Such a value $d$ does not necessarily exist. For $J=(xy,xz)$ we have $(xyz)^{d-1} \notin J^d$ for any $d$. It’s even worse (but maybe a little degenerate) if $J$ is principal.
A necessary and sufficient condition for existence of such a $d$ is that the monomials generating $J$ don't have a common factor. To be explicit:
Proposition: Let $m_1,\dotsc,m_k \in R = \Bbbk[x_1,\dotsc,x_n]$ be square-free monomials, $J=(m_1,\dotsc,m_k)$. (We don't assume $k=n$, or that the monomials have the same degree.) There exists a $d$ such that $(x_1 \dotsm x_n)^{d-1} \in J^d$ if and only if for each $i=1,\dotsc,n$, there is (at least) one of the monomials $m_j$ such that $x_i$ does not appear in $m_j$.

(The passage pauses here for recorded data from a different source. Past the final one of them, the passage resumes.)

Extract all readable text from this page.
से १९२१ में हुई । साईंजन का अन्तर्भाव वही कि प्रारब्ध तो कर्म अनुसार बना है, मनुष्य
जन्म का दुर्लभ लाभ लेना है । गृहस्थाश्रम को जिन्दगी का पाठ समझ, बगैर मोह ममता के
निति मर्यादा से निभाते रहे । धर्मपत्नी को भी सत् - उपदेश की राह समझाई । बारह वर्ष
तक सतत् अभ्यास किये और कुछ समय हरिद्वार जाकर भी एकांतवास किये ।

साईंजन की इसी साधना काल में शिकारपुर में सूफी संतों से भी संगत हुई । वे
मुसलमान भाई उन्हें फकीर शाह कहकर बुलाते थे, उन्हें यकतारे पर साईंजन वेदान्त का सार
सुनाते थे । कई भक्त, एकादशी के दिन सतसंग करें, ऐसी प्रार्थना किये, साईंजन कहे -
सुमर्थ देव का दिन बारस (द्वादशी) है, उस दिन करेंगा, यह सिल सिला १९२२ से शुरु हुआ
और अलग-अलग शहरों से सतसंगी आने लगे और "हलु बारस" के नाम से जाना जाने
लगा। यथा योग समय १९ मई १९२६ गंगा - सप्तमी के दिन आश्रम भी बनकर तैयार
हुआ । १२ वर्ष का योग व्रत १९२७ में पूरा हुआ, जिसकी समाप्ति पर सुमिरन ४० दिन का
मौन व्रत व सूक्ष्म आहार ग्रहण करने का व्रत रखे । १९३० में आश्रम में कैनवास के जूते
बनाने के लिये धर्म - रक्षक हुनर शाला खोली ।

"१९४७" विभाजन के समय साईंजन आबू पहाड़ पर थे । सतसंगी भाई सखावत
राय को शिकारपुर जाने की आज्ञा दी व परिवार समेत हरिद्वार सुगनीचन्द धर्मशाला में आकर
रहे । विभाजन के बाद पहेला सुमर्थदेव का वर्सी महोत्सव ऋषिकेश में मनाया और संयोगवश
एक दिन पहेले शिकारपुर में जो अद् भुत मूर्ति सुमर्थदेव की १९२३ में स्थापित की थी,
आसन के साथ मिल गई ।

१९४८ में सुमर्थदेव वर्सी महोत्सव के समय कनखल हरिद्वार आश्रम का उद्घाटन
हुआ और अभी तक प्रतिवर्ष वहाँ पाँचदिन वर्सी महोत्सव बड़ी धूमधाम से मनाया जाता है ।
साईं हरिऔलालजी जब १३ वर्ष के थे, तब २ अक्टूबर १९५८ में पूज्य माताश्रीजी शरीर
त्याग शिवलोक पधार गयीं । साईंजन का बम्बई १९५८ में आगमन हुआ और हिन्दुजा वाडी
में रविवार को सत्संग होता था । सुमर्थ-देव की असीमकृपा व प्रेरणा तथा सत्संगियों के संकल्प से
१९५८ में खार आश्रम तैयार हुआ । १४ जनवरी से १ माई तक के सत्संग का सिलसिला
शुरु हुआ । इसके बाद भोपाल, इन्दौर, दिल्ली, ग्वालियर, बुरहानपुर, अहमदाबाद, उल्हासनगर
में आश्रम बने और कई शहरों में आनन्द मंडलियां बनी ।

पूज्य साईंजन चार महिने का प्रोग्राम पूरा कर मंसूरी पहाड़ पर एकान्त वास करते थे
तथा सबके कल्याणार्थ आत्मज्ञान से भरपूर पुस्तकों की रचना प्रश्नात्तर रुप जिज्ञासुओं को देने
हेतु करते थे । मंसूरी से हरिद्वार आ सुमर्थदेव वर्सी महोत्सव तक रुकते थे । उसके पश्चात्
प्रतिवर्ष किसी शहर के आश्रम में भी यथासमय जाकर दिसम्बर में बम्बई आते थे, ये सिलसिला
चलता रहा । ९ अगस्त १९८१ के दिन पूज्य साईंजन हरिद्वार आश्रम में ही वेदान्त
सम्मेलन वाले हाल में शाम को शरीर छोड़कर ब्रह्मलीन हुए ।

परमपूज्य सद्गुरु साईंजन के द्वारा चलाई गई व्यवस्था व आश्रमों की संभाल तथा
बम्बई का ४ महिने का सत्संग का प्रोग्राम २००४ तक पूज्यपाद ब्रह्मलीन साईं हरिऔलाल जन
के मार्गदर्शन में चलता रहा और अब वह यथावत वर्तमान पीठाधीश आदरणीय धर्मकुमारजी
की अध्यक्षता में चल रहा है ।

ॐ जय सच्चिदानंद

Proof: As in the example above, if each $m_j$ is divisible by the same $x_i$ for some $i$, then every generator of $J^d$ is divisible by $x_i^d$, so $(x_1\dotsm x_n)^{d-1} \notin J^d$. Conversely, if the condition is met, then in the product of the generators $m_1 \dotsm m_k$, each variable $x_i$ appears at most $k-1$ times, so $m_1 \dotsm m_k$ divides $(x_1 \dotsm x_n)^{k-1}$, and $(x_1\dotsm x_n)^{k-1} \in J^k$, i.e., $d=k$ (the number of monomial generators) works. $\square$
For a square-free monomial $m$, let $\overline{m}$ be the set of variables that don't appear in $m$. So the condition above is that $\overline{m}_1 \cup \dotsb \cup \overline{m}_k = \{x_1,\dotsc,x_n\}$.
Proposition: With notation as above, $(x_1 \dotsm x_n)^{d-1} \in J^d$ if and only if there exist $j_1,\dotsc,j_d$ such that $\overline{m}_{j_1} \cup \dotsb \cup \overline{m}_{j_d} = \{x_1,\dotsc,x_n\}$.
Indeed in the product $m_{j_1} \dotsm m_{j_d}$ each variable is omitted from at least one factor, hence appears at most $d-1$ times. Conversely if $(x_1 \dotsm x_n)^{d-1}$ is divisible by a generator of $J^d$, say, $m_{j_1} \dotsm m_{j_d}$ (here there is no assumption of distinctness of factors), then each $x_i$ must be omitted from at least one of the $m_{j_\ell}$'s.
So the minimum $d$ that works is the same as the smallest size of a cover of the set of variables by the $\overline{m}$'s. I'm not a combinatorialist but it seems to me that such $d$ cannot be determined only from the sizes of the $\overline{m}$s and pairwise intersections. It must involve triple intersections, etc. If you only want a bound then I suppose: the size of $\overline{m}_1 \cup \dotsb \cup \overline{m}_d$ is greater than or equal to the sum of the sizes of the $\overline{m}$'s minus the sum of the sizes of pairwise intersections (baby Bonferroni inequality). So if $d$ works, every $m$ has degree $e$, and each two $m$'s have at least $f$ factors in common, then the pairwise intersections of $\overline{m}$s have size at least $n-2e+f$, so
$$
n \geq d(n-e) - \binom{d}{2}(n-2e+f),
$$
and you can solve this quadratic inequality for $d$ and see if that gives an at all useful bound. I hope it helps.
(Edit: The pairwise unions of $\overline{m}$s have size at most $n-f$, but I should have bounded the size of the pairwise intersections. Again, sorry any confusion.)